In a parallel universe where the latest US jobs report showed the world’s largest economy added a million or more positions last month, the market narrative this week would probably revolve around the notion that inflation and retail sales data has the potential to instill a sense of urgency in the Fed.
Instead, market participants have leeway to contextualize this week’s top-tier US data by reference to disappointing payrolls, which is arguably a good thing, to the extent any upside surprises might have otherwise compelled traders to reprice the Fed (i.e., bring forward the first rate hike and recalibrate expectations for taper timing).
Of course, I’m looking at things through the lens of equities and risk assets in general, which, as Deutsche Bank’s Aleksandar Kocic put it in his latest, “are likely to be displeased with higher rates.”
We all know stocks are stretched on most traditional valuation metrics. Credit is similarly priced to perfection. For example, IG spreads compressed to 87bps Friday, the lowest in three years (figure below).
Inflows have been robust. Lipper’s data showed another $3.85 billion found its way into IG credit funds in the latest weekly reporting period. Notably, IG is looking to bounce back. April’s returns were solid, a welcome reprieve after a rough Q1, when blue-chip US credit was swept up in the bond mini-tantrum along with other duration-sensitive assets.

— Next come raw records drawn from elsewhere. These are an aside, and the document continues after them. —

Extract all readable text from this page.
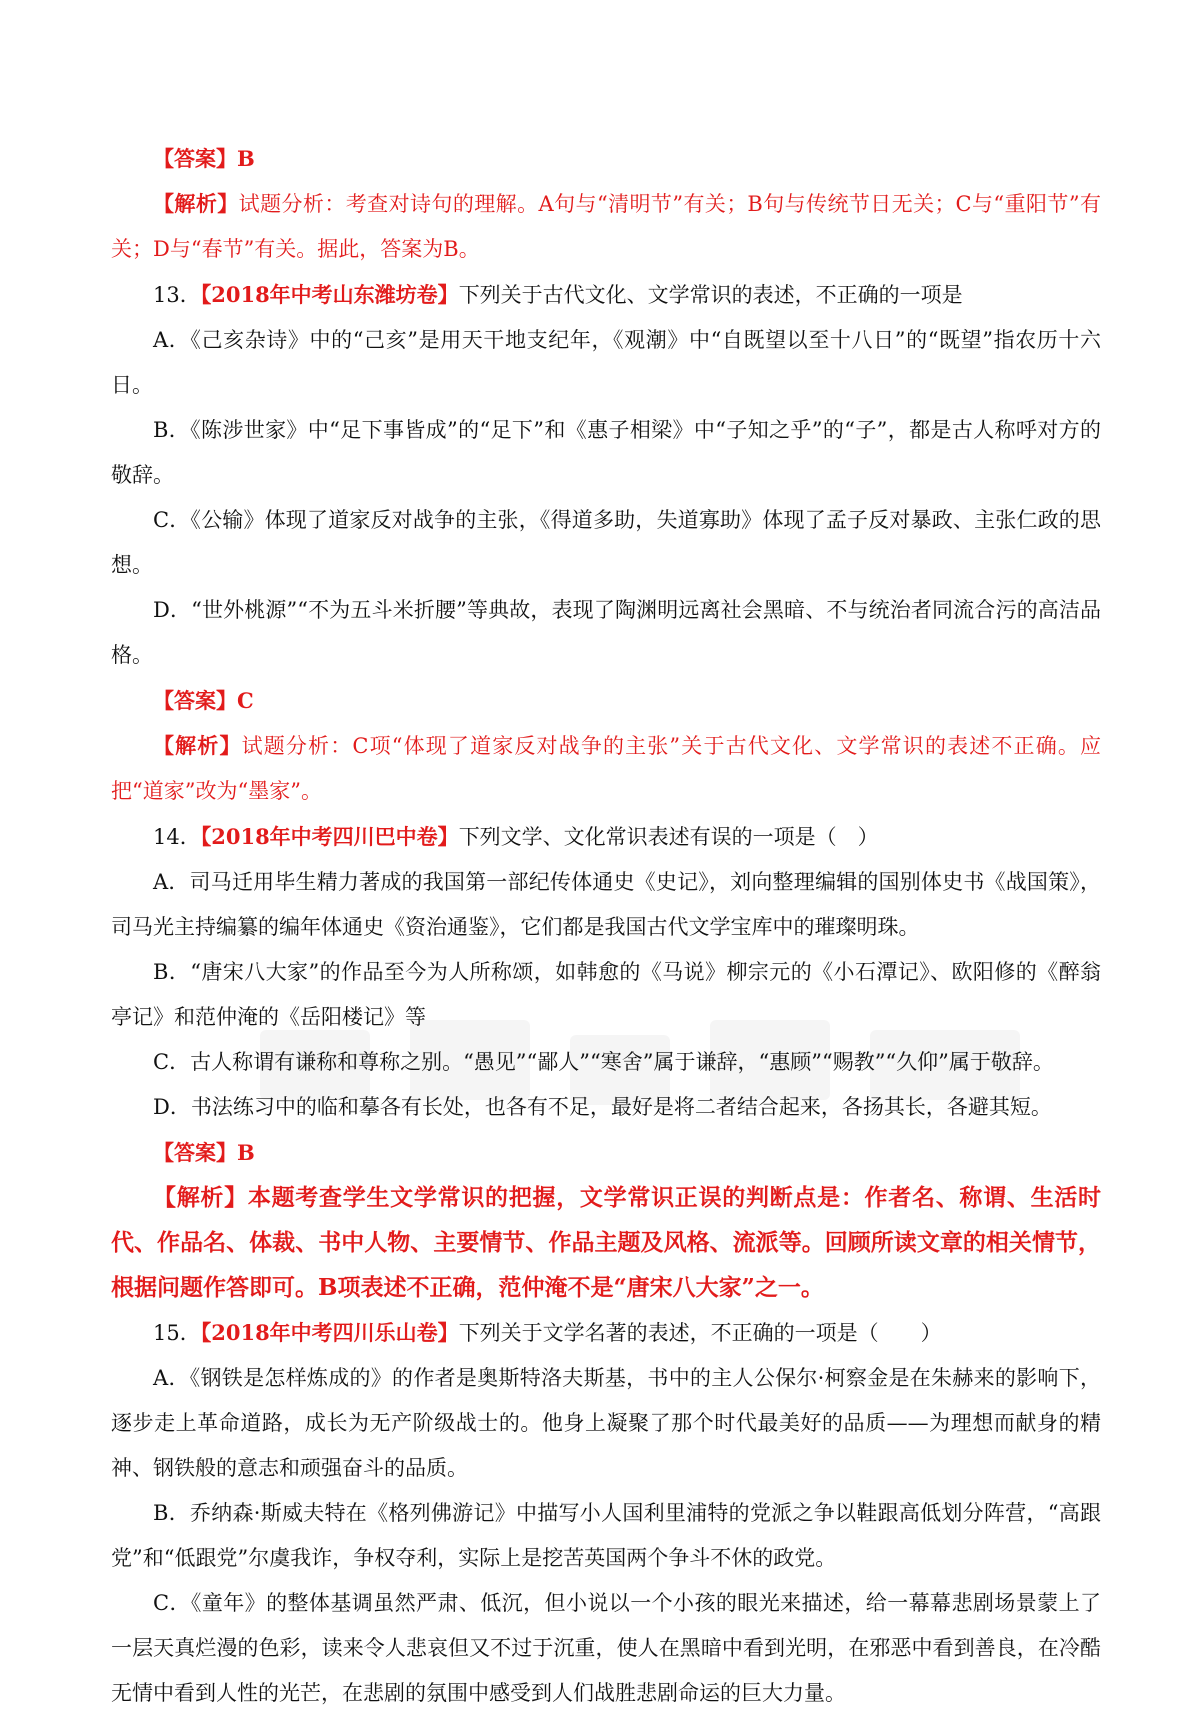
【答案】B

【解析】试题分析：考查对诗句的理解。A句与“清明节”有关；B句与传统节日无关；C与“重阳节”有关；D与“春节”有关。据此，答案为B。

13．【2018年中考山东潍坊卷】下列关于古代文化、文学常识的表述，不正确的一项是

A．《己亥杂诗》中的“己亥”是用天干地支纪年，《观潮》中“自既望以至十八日”的“既望”指农历十六日。

B．《陈涉世家》中“足下事皆成”的“足下”和《惠子相梁》中“子知之乎”的“子”，都是古人称呼对方的敬辞。

C．《公输》体现了道家反对战争的主张，《得道多助，失道寡助》体现了孟子反对暴政、主张仁政的思想。

D．“世外桃源”“不为五斗米折腰”等典故，表现了陶渊明远离社会黑暗、不与统治者同流合污的高洁品格。

【答案】C

【解析】试题分析：C项“体现了道家反对战争的主张”关于古代文化、文学常识的表述不正确。应把“道家”改为“墨家”。

14．【2018年中考四川巴中卷】下列文学、文化常识表述有误的一项是（　）

A．司马迁用毕生精力著成的我国第一部纪传体通史《史记》，刘向整理编辑的国别体史书《战国策》，司马光主持编纂的编年体通史《资治通鉴》，它们都是我国古代文学宝库中的璀璨明珠。

B．“唐宋八大家”的作品至今为人所称颂，如韩愈的《马说》柳宗元的《小石潭记》、欧阳修的《醉翁亭记》和范仲淹的《岳阳楼记》等

C．古人称谓有谦称和尊称之别。“愚见”“鄙人”“寒舍”属于谦辞，“惠顾”“赐教”“久仰”属于敬辞。

D．书法练习中的临和摹各有长处，也各有不足，最好是将二者结合起来，各扬其长，各避其短。

【答案】B

【解析】本题考查学生文学常识的把握，文学常识正误的判断点是：作者名、称谓、生活时代、作品名、体裁、书中人物、主要情节、作品主题及风格、流派等。回顾所读文章的相关情节，根据问题作答即可。B项表述不正确，范仲淹不是“唐宋八大家”之一。

15．【2018年中考四川乐山卷】下列关于文学名著的表述，不正确的一项是（　　）

A．《钢铁是怎样炼成的》的作者是奥斯特洛夫斯基，书中的主人公保尔·柯察金是在朱赫来的影响下，逐步走上革命道路，成长为无产阶级战士的。他身上凝聚了那个时代最美好的品质——为理想而献身的精神、钢铁般的意志和顽强奋斗的品质。

B．乔纳森·斯威夫特在《格列佛游记》中描写小人国利里浦特的党派之争以鞋跟高低划分阵营，“高跟党”和“低跟党”尔虞我诈，争权夺利，实际上是挖苦英国两个争斗不休的政党。

C．《童年》的整体基调虽然严肃、低沉，但小说以一个小孩的眼光来描述，给一幕幕悲剧场景蒙上了一层天真烂漫的色彩，读来令人悲哀但又不过于沉重，使人在黑暗中看到光明，在邪恶中看到善良，在冷酷无情中看到人性的光芒，在悲剧的氛围中感受到人们战胜悲剧命运的巨大力量。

And that gets us right back to the data. You could argue that US rates should be less sensitive to CPI and retail sales this week in the wake of the jobs miss. April’s NFP “shocker” will likely serve as a convenient prop for any and all “we still have a long way to go” narratives emanating from policymakers.
“Concerns about inflationary pressures pushing the Fed’s hand sooner than anticipated should abate in light of the latest labor market data indicating significantly less progress toward pre-pandemic trends,” Bloomberg Economics said. Throw in the base effects disclaimer and you’re left with a solid rationale for ignoring the inflation prints.
“While we continue to expect higher yields, the repricing may take a little longer to achieve, with individual data surprises less informative when the wide range of forecasts is taken into account,” Goldman’s Praveen Korapaty remarked.
“Diminished sensitivity in a period with the high level of forecast dispersion/uncertainty likely means it will take an accumulation of positive surprises for data to push yields materially higher,” Korapaty went on to say, following payrolls.
Retail sales may be harder to look past, but a deceleration from March’s stimulus-fueled shopping spree is guaranteed, so even a beat will look tame by comparison. Obviously, a huge upside surprise could perhaps move the needle, but, again, references to the jobs report will be pervasive.
Just in case the “patience” message needs to be reinforced, a bevy of Fed speakers are on deck, including Willians, Brainard, Daly, Harker, Clarida, Waller, Bullard and Kaplan.
“The one certainty in the week ahead is that the Treasury Department will be providing ample supply in the form of the May refunding auctions,” BMO’s Ian Lyngen said. “Perhaps the upcoming issuance has tempered the extent to which investors can rationalize lower yields for the time being,” he added. “Not a concession in the traditional sense, but nonetheless a background factor if nothing else.”
“[The jobs] report should push out the timing of the Fed exit, at the margin [and] we maintain our 5s30s steepener trade,” TD wrote. “The market had been anxious about QE tapering coming earlier due to strong data [but] this report should allay some concerns.”
Arguably, that’s all that matters for equities as long as the data doesn’t roll over in earnest.